Den Sieg der Wehrmacht betrachten sie als beschlossene Sache. Die größte Debatte der Kollaborateure war, ob Großbritannien drei oder fünf Wochen würde durchhalten können. ihre Vorstellungen waren völlig fantastisch und hat nichts mit dem real existierenden Deutschen Reich zu tun, das ihnen am Verhandlungstisch gegenüber saß. Die Ironie der Angelegenheit ist für mich, dass der große Fehler Vichys war, anzunehmen, dass die Nazis ein rationaler Akteur wären: wäre dies der Fall gewesen, so wären die Annahmen Vichys vermutlich gar nicht verkehrt gewesen. Es bleibt für mich immer wieder beeindruckend, wie sehr sich die Nazis selbst damit ins Knie schossen, keinerlei Diplomatie zu betreiben und niemanden als Bündnispartner anzuerkennen. Man muss sich an diesem Punkt auch immer wieder klarmachen, dass wir die ganze Geschichte normalerweise vom Ende her denken. Im Sommer 1940 war aber keinesfalls absehbar, wie der Krieg enden würde.
So wurde Frankreich in die bekannten zwei Zonen aufgeteilt: den Bogen entlang der Atlantikküste, den die Deutschen kontrollierten, und den von Vichy kontrollierten Rest. Die Fiktion, das Vichy eine Souveränität bewahren könnte, ist für Neiberg unbegreiflich. Gleichzeitig ist beeindruckend, in welchem Ausmaß ihnen politische und ideologische Streitigkeiten durch die Niederlage hindurch weiter existierten. Ein nicht unerheblicher Teil der französischen Entscheidungsträger betrachtete die Aussicht eines britischen Sieges als ähnlich schlecht wie die eines Deutschen und hegte tief verwurzelte anti-britische Ressentiments. Gleichzeitig bestand eine obsessive Furcht vor den Kommunisten und Sozialisten und der Dritten Republik im Allgemeinen, die man zu bekämpfen hoffte. Als die Niederlage der französischen Armee nicht mehr zu leugnen war, wandte sich diese nach innen, um imaginäre kommunistische Aufstände zu bekämpfen. dringend benötigte Munition wurde zurückgehalten, um diese Aufgabe nachkommen zu können. Szenarien einer Neuauflage des Aufstands der Kommune 1871 geisterten durch die Vorstellungen der Entscheidungsträger. beides fand sich auch in den USA: auch dort gab es starke anti-britische Ressentiments und irrationale Furcht vor den Sozialisten, die eine anfängliche Sympathie für Vichy stark begünstigten: wie so häufig bevorzugten die Amerikaner eine rechte Diktatur vor einer linken Demokratie.

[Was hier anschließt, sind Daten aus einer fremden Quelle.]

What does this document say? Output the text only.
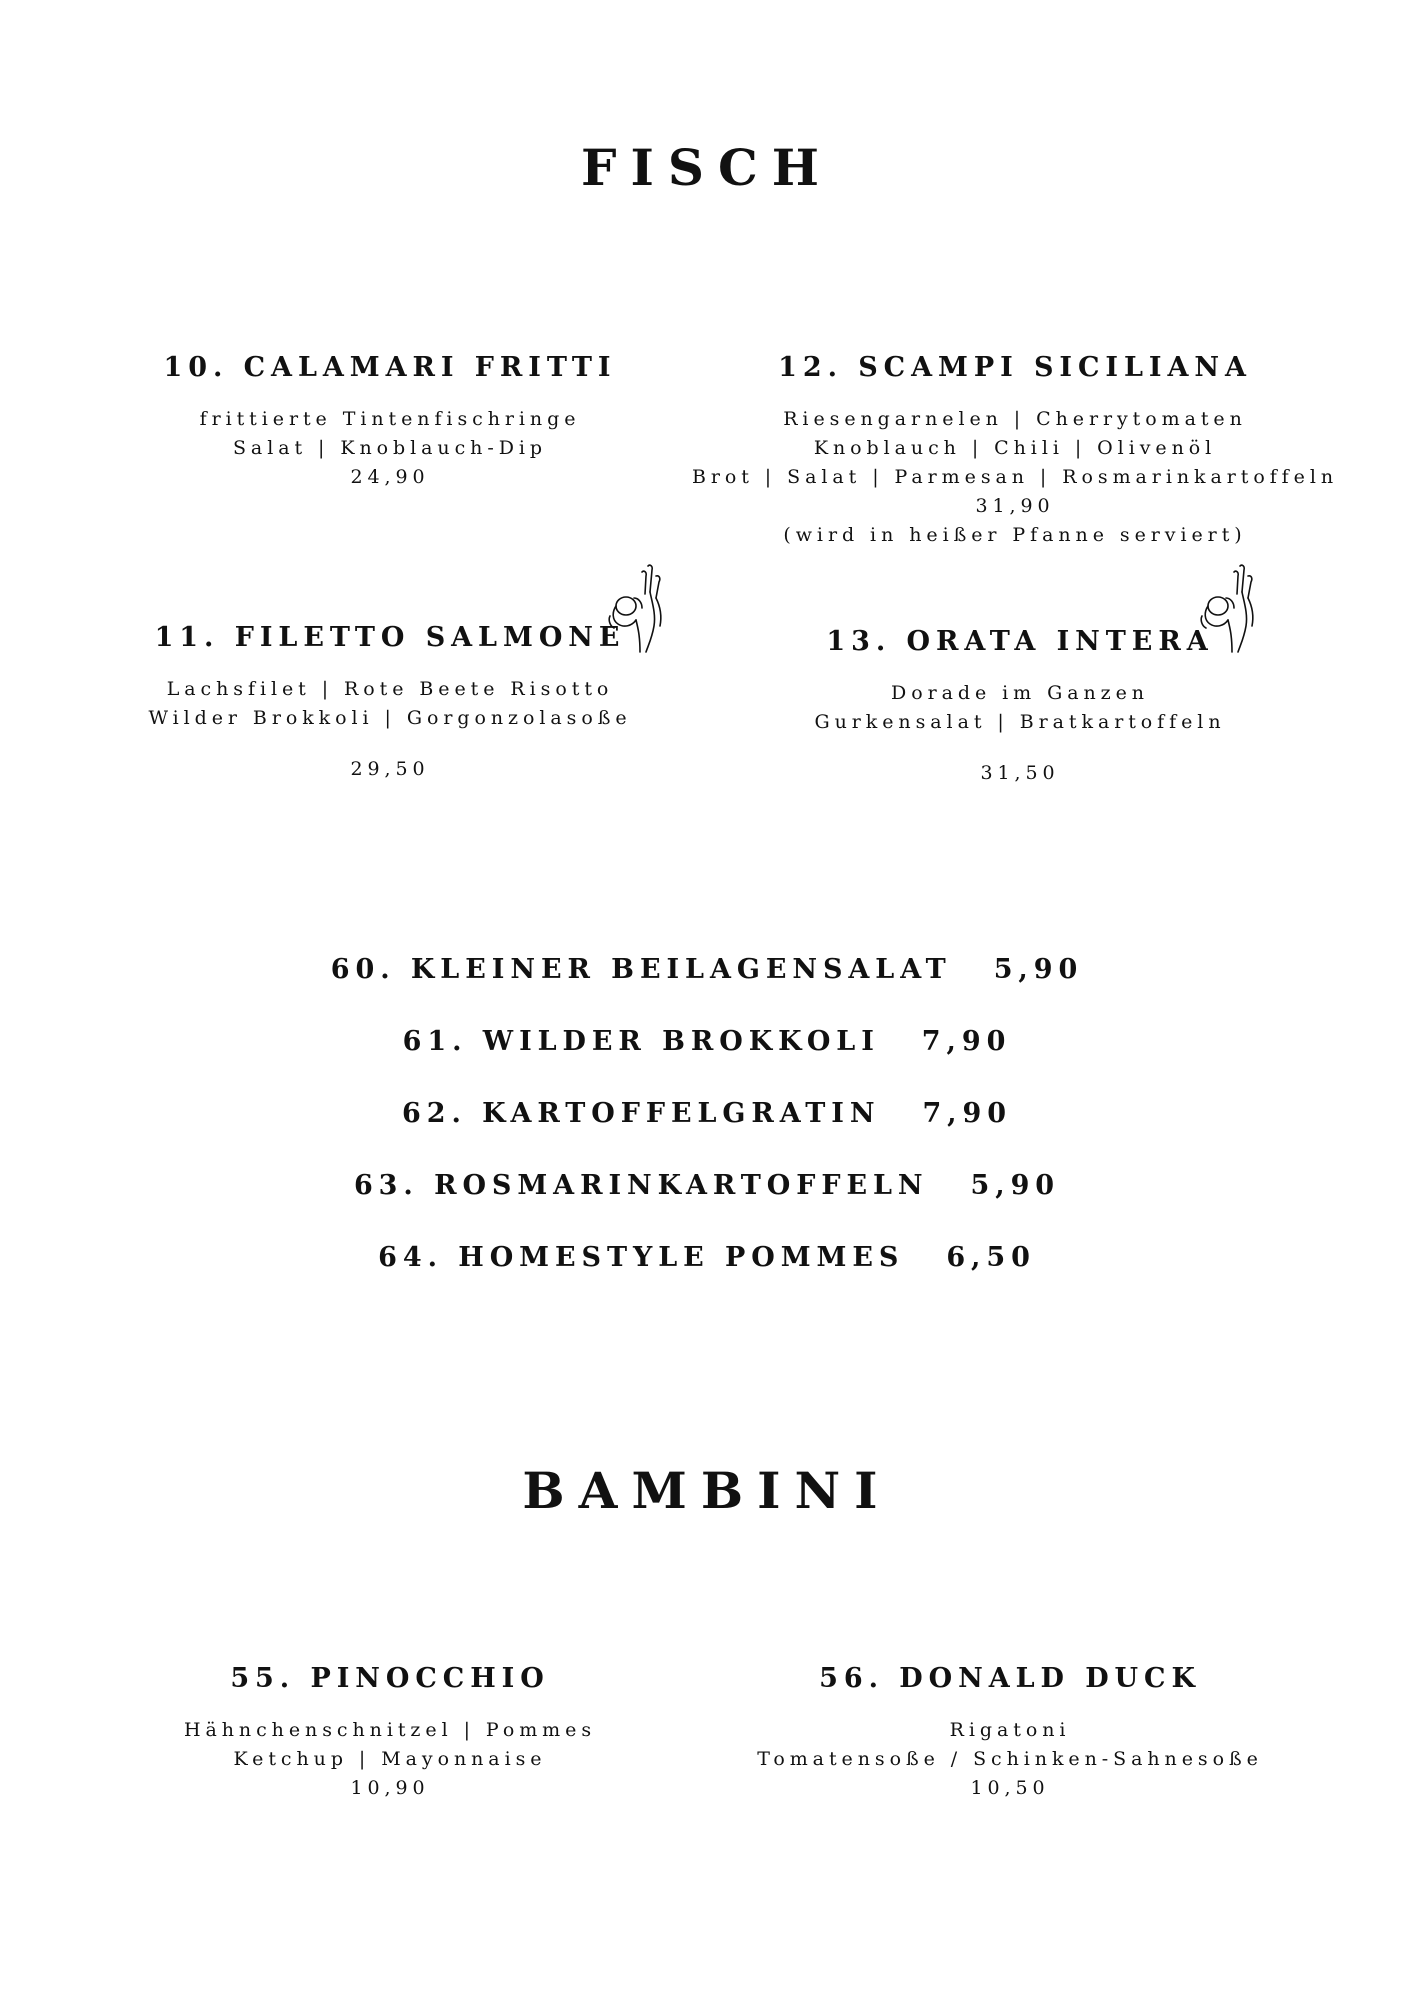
FISCH
10. CALAMARI FRITTI
frittierte Tintenfischringe
Salat | Knoblauch-Dip
24,90
12. SCAMPI SICILIANA
Riesengarnelen | Cherrytomaten
Knoblauch | Chili | Olivenöl
Brot | Salat | Parmesan | Rosmarinkartoffeln
31,90
(wird in heißer Pfanne serviert)
11. FILETTO SALMONE
Lachsfilet | Rote Beete Risotto
Wilder Brokkoli | Gorgonzolasoße
29,50
13. ORATA INTERA
Dorade im Ganzen
Gurkensalat | Bratkartoffeln
31,50
60. KLEINER BEILAGENSALAT 5,90
61. WILDER BROKKOLI 7,90
62. KARTOFFELGRATIN 7,90
63. ROSMARINKARTOFFELN 5,90
64. HOMESTYLE POMMES 6,50
BAMBINI
55. PINOCCHIO
Hähnchenschnitzel | Pommes
Ketchup | Mayonnaise
10,90
56. DONALD DUCK
Rigatoni
Tomatensoße / Schinken-Sahnesoße
10,50
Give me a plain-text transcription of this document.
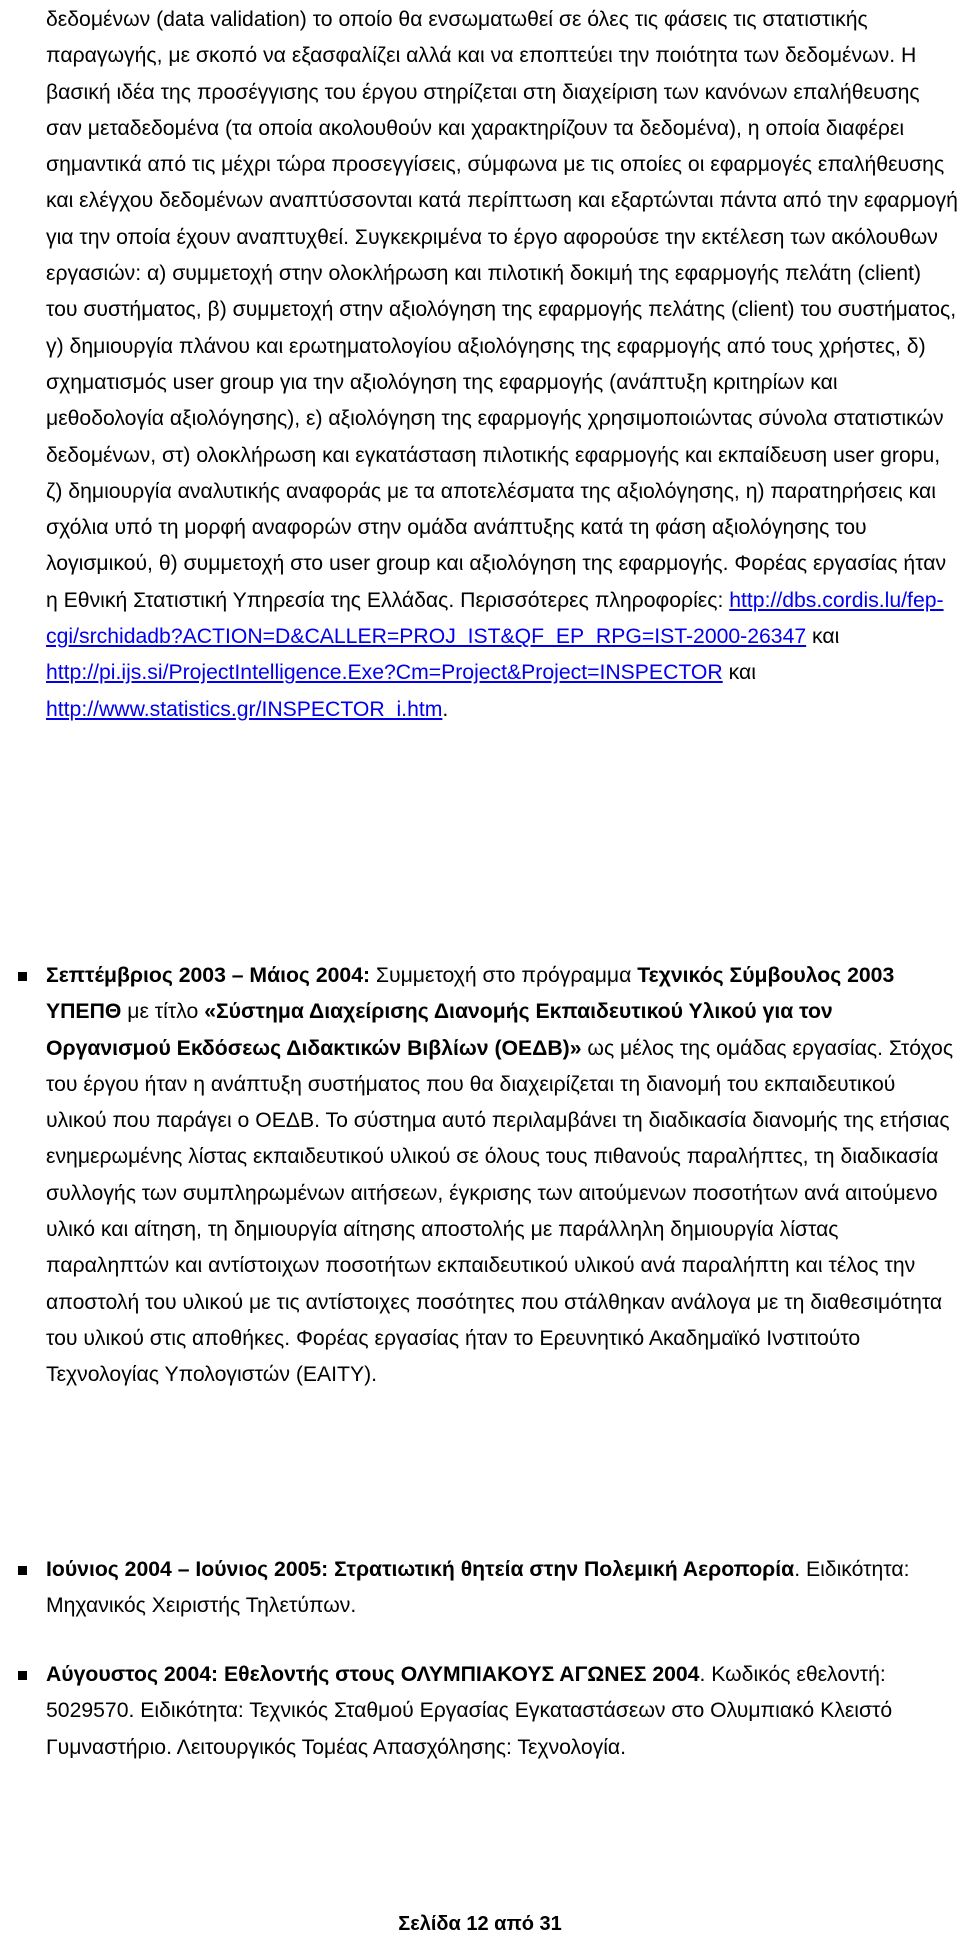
δεδομένων (data validation) το οποίο θα ενσωματωθεί σε όλες τις φάσεις τις στατιστικής παραγωγής, με σκοπό να εξασφαλίζει αλλά και να εποπτεύει την ποιότητα των δεδομένων. Η βασική ιδέα της προσέγγισης του έργου στηρίζεται στη διαχείριση των κανόνων επαλήθευσης σαν μεταδεδομένα (τα οποία ακολουθούν και χαρακτηρίζουν τα δεδομένα), η οποία διαφέρει σημαντικά από τις μέχρι τώρα προσεγγίσεις, σύμφωνα με τις οποίες οι εφαρμογές επαλήθευσης και ελέγχου δεδομένων αναπτύσσονται κατά περίπτωση και εξαρτώνται πάντα από την εφαρμογή για την οποία έχουν αναπτυχθεί. Συγκεκριμένα το έργο αφορούσε την εκτέλεση των ακόλουθων εργασιών: α) συμμετοχή στην ολοκλήρωση και πιλοτική δοκιμή της εφαρμογής πελάτη (client) του συστήματος, β) συμμετοχή στην αξιολόγηση της εφαρμογής πελάτης (client) του συστήματος, γ) δημιουργία πλάνου και ερωτηματολογίου αξιολόγησης της εφαρμογής από τους χρήστες, δ) σχηματισμός user group για την αξιολόγηση της εφαρμογής (ανάπτυξη κριτηρίων και μεθοδολογία αξιολόγησης), ε) αξιολόγηση της εφαρμογής χρησιμοποιώντας σύνολα στατιστικών δεδομένων, στ) ολοκλήρωση και εγκατάσταση πιλοτικής εφαρμογής και εκπαίδευση user gropu, ζ) δημιουργία αναλυτικής αναφοράς με τα αποτελέσματα της αξιολόγησης, η) παρατηρήσεις και σχόλια υπό τη μορφή αναφορών στην ομάδα ανάπτυξης κατά τη φάση αξιολόγησης του λογισμικού, θ) συμμετοχή στο user group και αξιολόγηση της εφαρμογής. Φορέας εργασίας ήταν η Εθνική Στατιστική Υπηρεσία της Ελλάδας. Περισσότερες πληροφορίες: http://dbs.cordis.lu/fep-cgi/srchidadb?ACTION=D&CALLER=PROJ_IST&QF_EP_RPG=IST-2000-26347 και http://pi.ijs.si/ProjectIntelligence.Exe?Cm=Project&Project=INSPECTOR και http://www.statistics.gr/INSPECTOR_i.htm.

Σεπτέμβριος 2003 – Μάιος 2004: Συμμετοχή στο πρόγραμμα Τεχνικός Σύμβουλος 2003 ΥΠΕΠΘ με τίτλο «Σύστημα Διαχείρισης Διανομής Εκπαιδευτικού Υλικού για τον Οργανισμού Εκδόσεως Διδακτικών Βιβλίων (ΟΕΔΒ)» ως μέλος της ομάδας εργασίας. Στόχος του έργου ήταν η ανάπτυξη συστήματος που θα διαχειρίζεται τη διανομή του εκπαιδευτικού υλικού που παράγει ο ΟΕΔΒ. Το σύστημα αυτό περιλαμβάνει τη διαδικασία διανομής της ετήσιας ενημερωμένης λίστας εκπαιδευτικού υλικού σε όλους τους πιθανούς παραλήπτες, τη διαδικασία συλλογής των συμπληρωμένων αιτήσεων, έγκρισης των αιτούμενων ποσοτήτων ανά αιτούμενο υλικό και αίτηση, τη δημιουργία αίτησης αποστολής με παράλληλη δημιουργία λίστας παραληπτών και αντίστοιχων ποσοτήτων εκπαιδευτικού υλικού ανά παραλήπτη και τέλος την αποστολή του υλικού με τις αντίστοιχες ποσότητες που στάλθηκαν ανάλογα με τη διαθεσιμότητα του υλικού στις αποθήκες. Φορέας εργασίας ήταν το Ερευνητικό Ακαδημαϊκό Ινστιτούτο Τεχνολογίας Υπολογιστών (ΕΑΙΤΥ).

Ιούνιος 2004 – Ιούνιος 2005: Στρατιωτική θητεία στην Πολεμική Αεροπορία. Ειδικότητα: Μηχανικός Χειριστής Τηλετύπων.

Αύγουστος 2004: Εθελοντής στους ΟΛΥΜΠΙΑΚΟΥΣ ΑΓΩΝΕΣ 2004. Κωδικός εθελοντή: 5029570. Ειδικότητα: Τεχνικός Σταθμού Εργασίας Εγκαταστάσεων στο Ολυμπιακό Κλειστό Γυμναστήριο. Λειτουργικός Τομέας Απασχόλησης: Τεχνολογία.

Σελίδα 12 από 31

In Kapitel 2, “A Hill of Beans in this Crazy World: America’s new insecurity”, geht Neiberg mehr auf die Auswirkungen des Falls Frankreichs auf die amerikanische Sicherheitspolitik ein. Seine These, dass dieses Ereignis entscheidend gewesen sei, verfolgt er anhand des republikanischen Parteitags 1940: die isolationistischen Kandidaten, allen voran der Favorit Robert Taft, verloren überraschend gegen Wendel Wilkey, der eine wesentlich größere Bereitschaft erkennen ließ, ein Aufrüstungsprogramm und eine aktivere Europapolitik durchzusetzen. Der Sieg Wilkeys bedeutete einen neuen Konsens in der amerikanischen Innenpolitik: zum ersten Mal erhielt Roosevelt Standing Ovations von beiden Parteien im Kongress für eine außenpolitische Grundsatzrede. Die drastische Steigerung der Verteidigungsausgaben war beschlossene Sache und wurde in gigantischem Umfang durchgesetzt. Dieser Umfang war beeindruckend: bei einem Gesamthaushalt von neun Milliarden wurde ein Ausgabenprogramm von 12 Milliarden aufgelegt, das das Militär von einer Friedenstruppe mit rund 250.000 Mann in eine von vier Millionen verwandeln sollte. Dazu gehörte auch die Einführung der Wehrpflicht in Friedenszeiten, eine für die USA präzedenzlose Maßnahme. Die Aufrüstung lief also bereits anderthalb Jahre, als die Japaner Pearl Harbor angriffen.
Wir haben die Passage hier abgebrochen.